# Indexing Pipeline

This section is an overview of how to take a collection
to a state in which it can be queried.
This process is intentionally broken down into several steps,
with a bunch of independent tools performing different tasks.
This is because we want the flexibility of experimenting with each
individual step without recomputing the entire pipeline.

![Indexing Pipeline](_static/img/pipeline.png)

## External Resources

### Raw Collection

The _raw collection_ is a dataset containing the documents to index. A
collection is encoded in one of the [supported
formats](parsing.html#supported-formats) that stores a list of document
contents along with some metadata, such as URL and title. The
`parse_collection` tool takes a collection as an input and parses it to
a forward index (see [Forward Index](#forward-index)). See
[Parsing](parsing.html) for more details.

### CIFF Index

This is an inverted index in the [Common Index File Format](https://github.com/osirrc/ciff).
It can be converted to an uncompressed PISA index (more information below)
with the [`ciff2pisa`](https://github.com/pisa-engine/ciff) tool.

## Forward Index

A _forward index_ is the output of the `parse_collection` tool.
It represents each document as a list of tokens (terms) in the order of their appearance.
To learn more about parsing and the forward index format, see [Parsing](parsing.html).

## Inverted Index

An inverted index is the most fundamental structure in PISA.
For each term in the collection, it contains a list of documents the term appears in.
PISA distinguishes two types of inverted index.

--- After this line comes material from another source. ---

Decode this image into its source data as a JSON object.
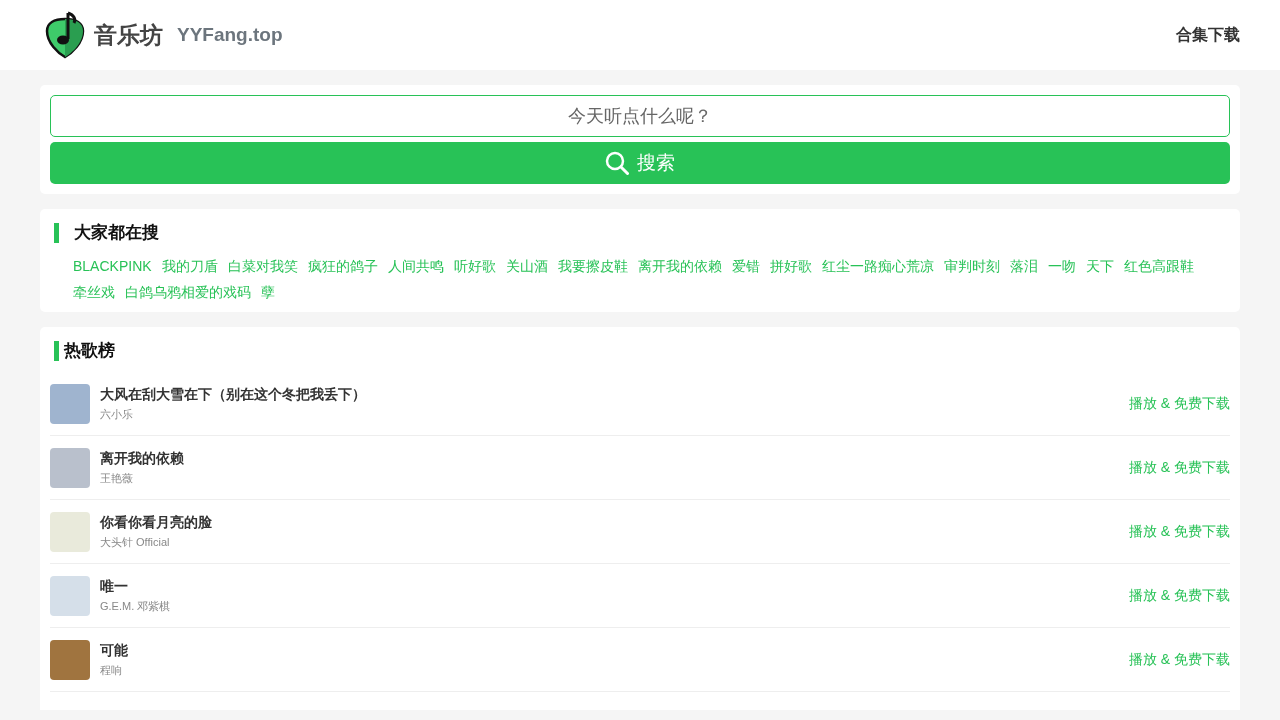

### Uncompressed / Binary Collection

The uncompressed index stores document IDs and frequencies as 4-byte integers.
It is an intermediate format between forward index and compressed inverted index.
It is obtained by running `invert` on a forward index.
To learn more about inverting a forward index, see [Inverting](inverting.html).
Optionally, documents can be reordered with `reorder-docids` to obtain another
instance of uncompressed inverted index with different assignment of IDs to documents.
More on reordering can be found in [Document Reordering](document_reordering.html).

### Compressed

An uncompressed index is large and therefore before running queries, it
must be compressed with one of many available encoding methods. It is
this compressed index format that is directly used when issuing queries.
See [Compress Index](compress-index.html) to learn more.

## WAND Data

This is a special metadata file containing additional statistics used during query processing.
See [Build additional data](query_index.html#build-additional-data).

## Shards

PISA supports partitioning a forward index into subsets called _shards_.
Structures of all shards can be transformed in bulk using `shards` command line tool.
To learn more, read [Sharding](sharding.html).